Nella cultura italiana mi sorprende l’ordine, tutto ha la sua ora. Il pasto si prende all’ora precisa. Mezzogiorno tutto è chiuso, sempre si deve prendere l’appuntamento per qualsiasi visita.

Ti senti “accettato” – “integrato” nella società italiana?

No, non mi sento integrata nella società italiana, anche perché non ho amici italiani…

Come è cambiato il tuo stile di vita in Italia?

Il mio stile di vita non è cambiato, l’unica cosa è che sono diventata mamma in Italia e mi occupo di più della famiglia. Sempre faccio la spesa, conosco quasi tutte le marche italiane, tutti prodotti e negozi per bimbi…

Ti interessa la politica e cultura italiana?

Si, mi interessa la politica italiana: se tu vivi in Italia, tu devi sapere le cose che succedono nel paese. Perciò ogni giorno io leggo i giornali o guardo la tv.

Io ammiro la cultura italiana, certo provo sempre a sapere qualcosa di nuovo. Ho iniziato a leggere gli scrittori italiani della nostra epoca.

Continui a seguire le notizie sul tuo Paese?

Si, sempre seguo le notizie sul mio Paese, sono sempre preoccupata del mio paese, perchè adesso in Ucraina la situazione politica ed economica peggiora ogni giorno.
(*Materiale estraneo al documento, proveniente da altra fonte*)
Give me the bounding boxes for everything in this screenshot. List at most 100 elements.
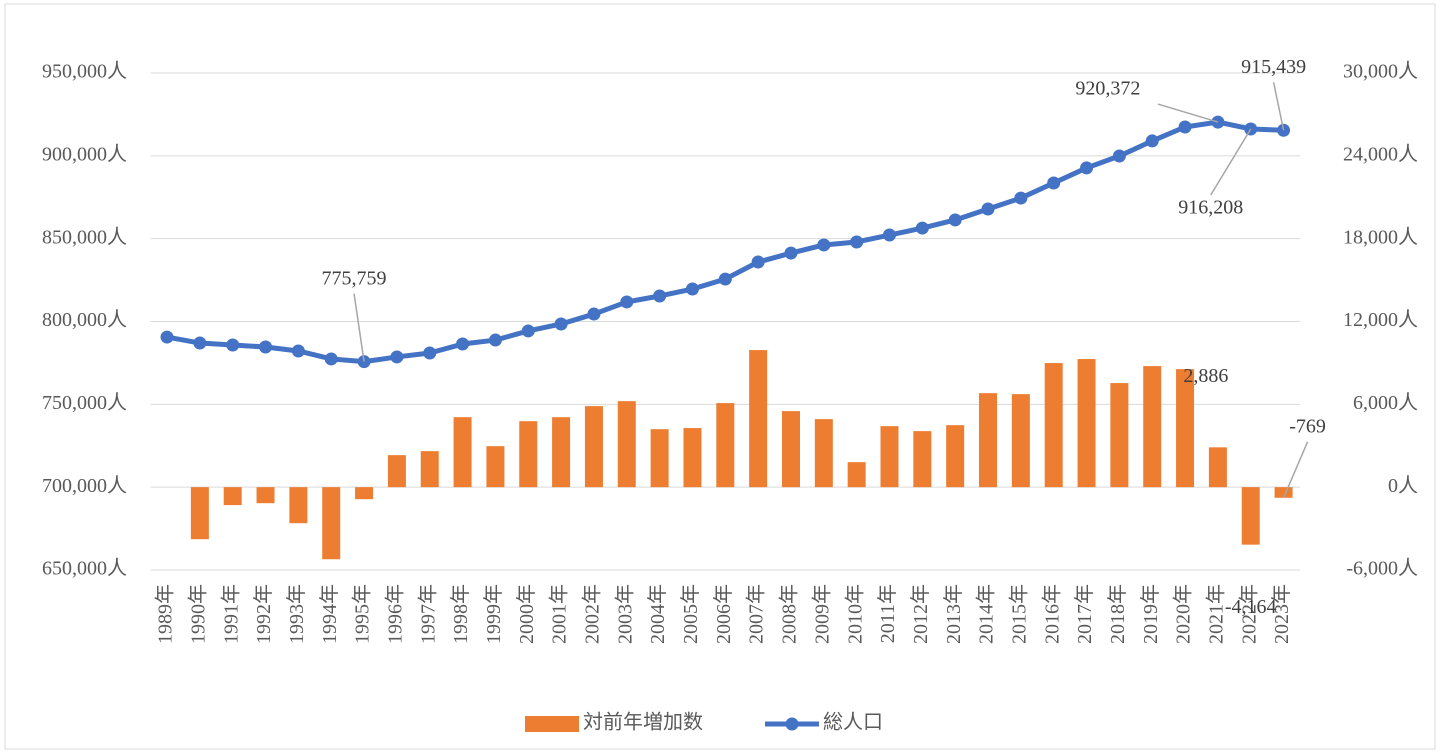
x-tick-label: 2008年 <box>778 584 801 644</box>
bar <box>486 446 505 488</box>
bar <box>519 421 538 488</box>
x-tick-label: 2006年 <box>712 584 735 644</box>
x-tick-label: 2019年 <box>1139 584 1162 644</box>
bar <box>617 401 636 488</box>
bar <box>781 411 800 488</box>
bar <box>946 425 965 488</box>
bar <box>355 487 374 500</box>
bar <box>1110 383 1129 488</box>
x-tick-label: 2020年 <box>1172 584 1195 644</box>
leader-line <box>1282 441 1309 499</box>
bar <box>1241 487 1260 545</box>
bar <box>814 419 833 488</box>
bar <box>1176 369 1195 488</box>
x-tick-label: 2015年 <box>1007 584 1030 644</box>
line-marker <box>587 307 601 321</box>
y-tick-label: 800,000人 <box>42 308 127 331</box>
line-marker <box>1178 120 1192 134</box>
line-marker <box>160 330 174 344</box>
line-marker <box>1112 149 1126 163</box>
line-marker <box>521 324 535 338</box>
x-tick-label: 2001年 <box>548 584 571 644</box>
bar <box>979 393 998 488</box>
line-marker <box>948 213 962 227</box>
y2-tick-label: 6,000人 <box>1353 391 1418 414</box>
line-marker <box>423 346 437 360</box>
bar <box>1044 363 1063 488</box>
legend-label: 対前年増加数 <box>583 711 703 734</box>
line-marker <box>456 337 470 351</box>
data-label: 775,759 <box>322 267 387 289</box>
data-label: 920,372 <box>1075 78 1140 100</box>
x-tick-label: 1995年 <box>351 584 374 644</box>
y-tick-label: 700,000人 <box>42 474 127 497</box>
leader-line <box>353 293 365 362</box>
x-tick-label: 1989年 <box>154 584 177 644</box>
y2-tick-label: 30,000人 <box>1343 60 1418 83</box>
bar <box>650 429 669 488</box>
chart-border <box>4 3 1436 750</box>
x-tick-label: 2014年 <box>975 584 998 644</box>
bar <box>683 428 702 488</box>
x-tick-label: 2007年 <box>745 584 768 644</box>
line-marker <box>291 344 305 358</box>
x-tick-label: 1999年 <box>482 584 505 644</box>
line-marker <box>226 338 240 352</box>
line-marker <box>1047 176 1061 190</box>
y-tick-label: 850,000人 <box>42 225 127 248</box>
x-tick-label: 2018年 <box>1106 584 1129 644</box>
leader-line <box>1272 82 1285 131</box>
line-marker <box>981 202 995 216</box>
line-marker <box>1145 134 1159 148</box>
y2-tick-label: -6,000人 <box>1346 557 1418 580</box>
line-marker <box>751 255 765 269</box>
line-marker <box>390 350 404 364</box>
bar <box>552 417 571 488</box>
line-marker <box>554 317 568 331</box>
x-tick-label: 2011年 <box>876 584 899 643</box>
bar <box>223 487 242 506</box>
x-tick-label: 2021年 <box>1204 584 1227 644</box>
legend-label: 総人口 <box>823 711 883 734</box>
y2-tick-label: 24,000人 <box>1343 142 1418 165</box>
bar <box>1143 366 1162 488</box>
bar <box>453 417 472 488</box>
bar <box>289 487 308 524</box>
x-tick-label: 1996年 <box>383 584 406 644</box>
line-marker <box>883 228 896 242</box>
y2-tick-label: 12,000人 <box>1343 308 1418 331</box>
bar <box>1274 487 1293 498</box>
y-tick-label: 750,000人 <box>42 391 127 414</box>
y2-tick-label: 0人 <box>1388 474 1418 497</box>
x-tick-label: 2023年 <box>1270 584 1293 644</box>
x-tick-label: 1992年 <box>252 584 275 644</box>
x-tick-label: 1991年 <box>219 584 242 644</box>
bar <box>880 426 899 488</box>
x-tick-label: 2000年 <box>515 584 538 644</box>
leader-line <box>1210 128 1252 196</box>
bar <box>749 350 768 488</box>
y-tick-label: 900,000人 <box>42 142 127 165</box>
x-tick-label: 2009年 <box>810 584 833 644</box>
bar <box>420 451 439 488</box>
x-tick-label: 2005年 <box>679 584 702 644</box>
line-marker <box>193 336 207 350</box>
y-tick-label: 650,000人 <box>42 557 127 580</box>
x-tick-label: 1993年 <box>285 584 308 644</box>
line-marker <box>653 289 667 303</box>
x-tick-label: 1997年 <box>416 584 439 644</box>
bar <box>716 403 735 488</box>
line-marker <box>620 295 634 309</box>
line-marker <box>784 246 798 260</box>
data-label: 916,208 <box>1178 197 1243 219</box>
data-label: 915,439 <box>1241 56 1306 78</box>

Ti piace il cibo italiano?

Si, mi piace tanto il cibo italiano, ho assaggiato tanti buonissimi piatti che non avevo mai mangiato nella mia vita: lasagna, risotto, diversi  tipi di pasta, pizza italiana. Delizioso!!!!!!!

In Italia mangi il cibo italiano o continui a mangiare il cibo del tuo Paese?

Mi sono già abituata a mangiare il cibo italiano e trovo il cibo ucraino troppo grasso e pesante.

Cosa pensavi dell’ Italia e degli italiani prima di trasferirti?

Prima di trasferirmi in Italia non pensavo tanto perché la mia decisione era spontanea, avevo solo la curiosità, pensavo di trovare subito gli amici, un buon lavoro etc.

Hai sempre voluto vivere in Italia

Volevo sempre visitare Milano, Roma, Venezia etc., ma non volevo mai vivere in Italia.

Pensi di tornare in Ucraina?

Io vorrei essere felice, fare il lavoro che mi piace, essere protetta e “riconosciuta”. Dove troverò tutto ciò resterò.

L’Italia è speciale per te? Cosa lo ha reso possibile?

L’Italia sarà sempre per me un paese speciale. Il paese dove mio figlio è nato. Il paese dove io sono diventata indipendente e responsabile, ho iniziato a vedere il mondo con altri occhi e ad apprezzare le relazioni con la mia famiglia e i miei amici in Ucraina.

Cosa ti manca di più dell’Ucraina?

Mi mancano la semplicità della comunicazione, il calore della mamma, la confidenza e il supporto degli amici, la comprensione.